Metasearch engines are so named conduct searches across multiple independent search engines. Metasearch engines often make use of "screen scraping" to get live availability of flights. Screen scraping is a way of crawling through the airline websites, getting content from those sites by extracting data from the same human-readable HTML feed (rather than a Semantic Web or database feed designed to be machine-readable). Metasearch engines usually process incoming data to eliminate duplicate entries, but may not expose "advanced search" options in the underlying databases (because not all databases support the same options).
Fare aggregators redirect the users to an airline, cruise, hotel, or car rental site or Online Travel Agent for the final purchase of a ticket. Aggregators' business models include getting feeds from major OTAs, then displaying to the users all of the results on one screen. The OTA then fulfills the ticket. Aggregators generate revenues through advertising and charging OTAs for referring clients. Examples of aggregate sites are Bravofly, Cheapflights, Dohop, Kayak.com, JetRadar, Mobissimo, Momondo, CheapOair, Ixigo.com, SideStep, Wego.com, Skyscanner, and Webjet. Kayak.com is unusual in linking to online travel agencies and hotel web sites alike, allowing the customer to choose whether to book directly on the hotel web site or through an online travel agency. Google Hotel Finder is an experiment that allows to find hotel prices with Google, however it does not offer to book hotels, merely to compare rates.
The difference between a "fare aggregator" and "metasearch engine" is unclear, though different terms may imply different levels of cooperation between the companies involved.
In 2008, Ryanair threatened to cancel all bookings made on Ryanair flights made through metasearch engines, but later allowed the sites to operate as long as they did not resell tickets or overload Ryanair's servers.
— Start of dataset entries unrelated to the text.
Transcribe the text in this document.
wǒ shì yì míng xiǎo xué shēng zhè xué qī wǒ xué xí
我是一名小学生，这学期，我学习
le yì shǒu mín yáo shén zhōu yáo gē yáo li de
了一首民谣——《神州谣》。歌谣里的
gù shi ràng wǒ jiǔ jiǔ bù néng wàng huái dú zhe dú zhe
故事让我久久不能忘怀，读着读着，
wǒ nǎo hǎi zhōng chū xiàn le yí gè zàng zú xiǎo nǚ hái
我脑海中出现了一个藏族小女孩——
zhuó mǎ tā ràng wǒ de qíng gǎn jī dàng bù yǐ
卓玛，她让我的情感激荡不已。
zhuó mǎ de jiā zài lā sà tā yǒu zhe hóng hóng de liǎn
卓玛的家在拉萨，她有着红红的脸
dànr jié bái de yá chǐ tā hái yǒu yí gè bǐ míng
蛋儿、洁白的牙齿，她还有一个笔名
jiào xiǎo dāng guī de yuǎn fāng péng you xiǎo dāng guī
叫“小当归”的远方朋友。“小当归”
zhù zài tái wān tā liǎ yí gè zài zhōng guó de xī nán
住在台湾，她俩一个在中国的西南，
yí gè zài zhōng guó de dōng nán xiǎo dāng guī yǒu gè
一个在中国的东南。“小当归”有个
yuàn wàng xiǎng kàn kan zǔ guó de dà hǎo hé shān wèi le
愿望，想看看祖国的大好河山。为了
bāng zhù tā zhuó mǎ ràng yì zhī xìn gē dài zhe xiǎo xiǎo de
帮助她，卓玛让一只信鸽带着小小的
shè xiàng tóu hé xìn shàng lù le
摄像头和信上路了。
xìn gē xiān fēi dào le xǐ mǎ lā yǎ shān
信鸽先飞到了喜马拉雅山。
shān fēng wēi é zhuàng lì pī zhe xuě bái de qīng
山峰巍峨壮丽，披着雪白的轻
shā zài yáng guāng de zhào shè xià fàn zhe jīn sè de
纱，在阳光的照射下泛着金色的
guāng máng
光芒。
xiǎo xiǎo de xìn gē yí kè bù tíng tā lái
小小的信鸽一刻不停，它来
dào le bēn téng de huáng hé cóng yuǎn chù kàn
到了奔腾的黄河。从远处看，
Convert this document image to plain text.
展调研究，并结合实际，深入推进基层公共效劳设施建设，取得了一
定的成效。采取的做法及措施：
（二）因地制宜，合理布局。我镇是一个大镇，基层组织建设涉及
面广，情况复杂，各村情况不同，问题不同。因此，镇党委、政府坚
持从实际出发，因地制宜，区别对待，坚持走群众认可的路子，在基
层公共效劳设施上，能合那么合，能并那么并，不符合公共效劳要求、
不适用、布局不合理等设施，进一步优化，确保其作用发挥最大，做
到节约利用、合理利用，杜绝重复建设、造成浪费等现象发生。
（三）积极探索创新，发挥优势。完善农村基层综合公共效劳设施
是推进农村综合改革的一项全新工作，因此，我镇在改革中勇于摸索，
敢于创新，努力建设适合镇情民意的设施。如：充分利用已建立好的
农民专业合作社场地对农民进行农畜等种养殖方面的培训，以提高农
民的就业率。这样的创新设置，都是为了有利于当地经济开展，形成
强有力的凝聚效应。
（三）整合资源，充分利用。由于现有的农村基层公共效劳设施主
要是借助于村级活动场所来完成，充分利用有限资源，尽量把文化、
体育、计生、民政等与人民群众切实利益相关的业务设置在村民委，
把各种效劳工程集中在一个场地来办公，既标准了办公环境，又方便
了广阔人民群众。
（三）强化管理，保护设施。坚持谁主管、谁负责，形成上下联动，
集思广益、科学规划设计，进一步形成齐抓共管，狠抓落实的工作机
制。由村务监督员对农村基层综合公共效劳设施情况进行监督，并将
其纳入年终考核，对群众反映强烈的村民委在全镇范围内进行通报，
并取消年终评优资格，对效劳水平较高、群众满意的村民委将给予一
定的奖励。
Travel bargain websites collect and publish bargain rates by advising consumers where to find them online (sometimes but not always through a direct link). Rather than providing detailed search tools, these sites generally focus on offering advertised specials, such as last-minute sales from travel suppliers eager to deplete unused inventory; therefore, these sites often work best for consumers who are flexible about destinations and other key itinerary components.
Travel and tourism guides
Many websites take the form of a digital version of a traditional guide book, aiming to provide advice on which destinations, attractions, accommodations, and so on, are worth a visit and providing information on how to access them.
Most states, provinces and countries have their own convention and visitor bureaus, which usually sponsor a website dedicated to promoting tourism in their respective regions. Cities that rely on tourism also operate websites promoting their destinations, such as VEGAS.com for Las Vegas, Nevada.
Student travel agencies
Some travel websites cater specifically to the college student audience and list exclusive airfare deals and travel products.
StudentUniverse offers exclusive airfare for college student and faculty, as well as 18-25 year-old youth travelers. Members must verify that they are enrolled or are faculty at an accredited college or university.
STA Travel offers student and youth airfare deals as well.